The faintly chemical scents of Icee pops and sunscreen clog the air; that toxically tropical harbinger of a good, old-fashioned pool party. I can hear the sun, practically fluorescent, buzzing like a cicada; that creaky, aching, rocking-chair-sound of summer. Playful screams slip into something Stepford sinister, and I’m not having fun anymore.
“I’m not having fun anymore!” I call into the crowd, but no one is listening, or they can’t hear me, or both.
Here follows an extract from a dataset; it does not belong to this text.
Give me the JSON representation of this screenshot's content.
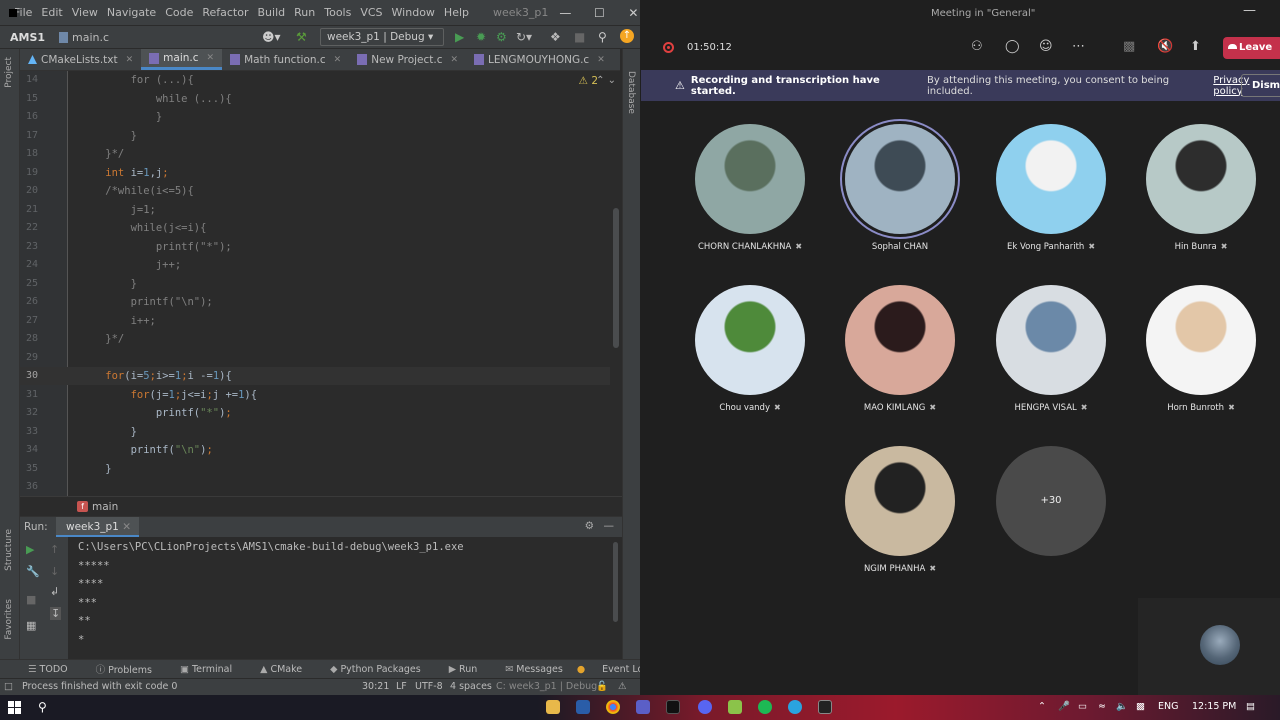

These five words are my distress signal; a phrase if uttered with enough gravity, and just the right amount of tears (not too many, not too few) would send my mom running to my aid.
“Just tell me you’re not having fun anymore, and we’ll go home,” she said to me once after I dissolved into a puddle of salty tears, drawing in ragged, chest-collapsing breaths like a seasoned smoker because no one told me that you can’t get off a Ferris wheel after you get on, that it stops at the highest point and lets you dangle there while your older sister rocks the chair back and forth maniacally, laughing “What would you do if I pushed you out?”.
Just tell me you’re not having fun anymore, she said in passing and didn’t think about it again, but I clung to those words because they made me feel less claustrophobic. I had been liberated; I could get off the amusement park ride after I had gotten on, even if the glassy-eyed ride operator was insistent that I could not as I passed him crying on a seemingly never ending loop back up into the sky, because my mom had given me the secret password.
At the age of seven, I spent an entire school day holding my hair in a ponytail with my left hand because I thought (knew) this was less inconspicuous than the missing bow my mom promised, and subsequently forgot to put in my hair. This was the kind of child I was; self-conscious, literal.
My body changed as I grew, enthusiastically burgeoning into puberty, from flat-chest to pendulous breasts, a shape the internet calls “fine but not ideal, often referred to (not positively) as ‘soap in a sock.’” But my literal essence remained unchanged.
Word is bond, when you’re as literal as I am, but now I can’t see my mom through the swimsuit-clad crowd of knees, skinned and scabbed; covered in battle-weary Band Aids, no longer adhesive but stuck on with dried blood.
One of the knees slams into me and I fall into the deep end of the pool, chlorine-filled water scraping at my eyes, burning my nostrils, filling my throat. Where is my mom? Doesn’t she know I can’t swim without my floaties? Can’t she see I’m not having fun anymore?